Friday, December 28, 2018

The moving finger having writ moves on

The other night I keyed a long e-mail to an old friend who began driving bus shortly after me — May of 1977.
We became friends despite him being hyper-religious, although more loving than my judgmental father.
He was one of many bus-drivers trying to convert me. Jehovah’s Witnesses, Bible-thumping Baptists, Latter-Day-Saints, and in his case evangelical Catholic.
He ran the gamut during our employ. He was evangelical Protestant when we began, but returned to the Catholicism of his childhood.
I drove transit bus 16&1/2 years, and it ended with my stroke over 25 years ago. Bus-driving was supposed to be temporary. I was unable to find employ as a writer. I stayed with it because it paid fairly well.
After 16&1/2 years I was tiring of it. I test-drove every experimental, and mastered articulated (hinged, bendable) buses. Transit management assigned me the experimentals because they wanted my wordy evaluations — the writer-jones.
Our clientele was the trigger. I picked rural runs where passengers weren’t so difficult. I also did “school-work,” taking teenagers to a technical high-school on the western edge of Rochester.
My passengers loved me because I was a bleeding-heart liberal. I rode bus myself when younger.
When I went on vacation I told my passengers to be at their stops five minutes earlier, since I started five minutes late. I got downtown on time.
I also knew all the secret time-saving detours in case expressways clogged. I learned how to skirt traffic-jams, and if a passenger wasn’t at their stop I looked for him/her.
If some slum-kid was running after me, I broke all the rules and stopped. I wasn’t stickin’ it to that kid.
Bleeding-heart liberal or not, there were always passengers hot to mug me. I was looking at 14 more years. My stroke ended my bus-driving. That stroke was caused by an undiagnosed heart-defect, later repaired with open-heart surgery — I have “the zipper.”
I recovered well enough from my stroke to be employed by a newspaper — a paragraph factory. I wasn’t exactly writing, but I did some at first. It was more editing, and generating copy to fill the newspaper.
I call it “the BEST job I ever had.” I consider it a phase in recovery from my difficult childhood. The initial phase was college, Houghton College (“HO-tin;” as in “hoe,” not “how” or “who”), the first religious institution to value and solicit my opinions instead of automatically categorizing me a threat.
The second phase was my wife, the first girl who actually liked me. I was convinced at an early age no girl would ever like me.
My wife died almost seven years ago. I was devastated for a while. She was the best friend I ever had. My bereavement counselor suggests my wife filled a gigantic void = someone actually liking me instead of badmouthing me as did my parents, etc.
Now I seem to be moving on to the next phase = actually liking myself. But 70 years late, in my humble opinion. Part of that is my childhood, but part was because I was married to a girl who actually liked me. I could hide. My social-graces are minimal.
With my wife gone, I’m on-my-own, and I experience incredible success. Start the conversation myself. If that bombs, it ain’t my fault. 10 years ago I hardly spoke to anyone — no one would wanna talk to me.
My friend bewailed not attending the Transit retirees Christmas banquet. I did, of course. I force myself to attend these functions per bereavement counselor advice.
I made many friends at Transit, despite feeling out-of-it. I loathe losing ‘em. But my friend needed to know I am no longer the wuss who drove bus. I also am no longer the dude I was while married = able to avoid social contact.
Successes are piling up. Start the conversation yourself. Let ‘em talk, and they gush all over me. Often they wanna hear what I say.
70 years late I’m discovering this, and bus-driving recedes into the filmy past.

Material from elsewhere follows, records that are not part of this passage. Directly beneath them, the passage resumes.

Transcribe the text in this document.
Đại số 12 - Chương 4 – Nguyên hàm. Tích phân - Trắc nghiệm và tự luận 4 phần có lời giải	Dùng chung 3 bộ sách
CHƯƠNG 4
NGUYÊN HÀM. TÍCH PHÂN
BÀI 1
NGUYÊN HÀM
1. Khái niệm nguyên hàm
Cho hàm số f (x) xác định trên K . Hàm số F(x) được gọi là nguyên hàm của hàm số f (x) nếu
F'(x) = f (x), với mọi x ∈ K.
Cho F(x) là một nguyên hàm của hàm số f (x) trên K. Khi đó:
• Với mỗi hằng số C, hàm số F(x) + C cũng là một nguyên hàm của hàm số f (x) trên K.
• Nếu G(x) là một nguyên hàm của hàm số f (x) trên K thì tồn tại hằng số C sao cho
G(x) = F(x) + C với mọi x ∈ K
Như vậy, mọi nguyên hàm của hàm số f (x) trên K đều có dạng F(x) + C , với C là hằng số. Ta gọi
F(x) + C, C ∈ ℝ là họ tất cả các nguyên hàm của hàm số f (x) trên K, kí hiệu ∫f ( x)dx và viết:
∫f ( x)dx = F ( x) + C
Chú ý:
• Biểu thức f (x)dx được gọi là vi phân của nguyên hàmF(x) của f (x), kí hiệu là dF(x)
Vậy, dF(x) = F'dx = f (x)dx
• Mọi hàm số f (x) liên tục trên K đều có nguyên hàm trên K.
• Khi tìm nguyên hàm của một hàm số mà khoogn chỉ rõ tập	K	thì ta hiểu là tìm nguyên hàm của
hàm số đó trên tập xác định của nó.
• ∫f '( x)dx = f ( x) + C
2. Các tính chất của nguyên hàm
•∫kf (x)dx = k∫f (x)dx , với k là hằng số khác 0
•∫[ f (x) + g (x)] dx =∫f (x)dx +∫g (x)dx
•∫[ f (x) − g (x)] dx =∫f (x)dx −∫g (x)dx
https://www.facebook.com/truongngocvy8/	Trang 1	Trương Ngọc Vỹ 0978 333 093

• “The moving finger having writ moves on...” is a misquote from the Rubáiyát of Omar Khayyám. “The Moving Finger writes; and, having writ, Moves on...”
• “Transit” equals Regional Transit Service, the public transit-bus operator in Rochester, NY, where I drove bus for 16&1/2 years (1977-1993). My stroke October 26th, 1993 ended that. I retired on medical-disability. I recovered fairly well.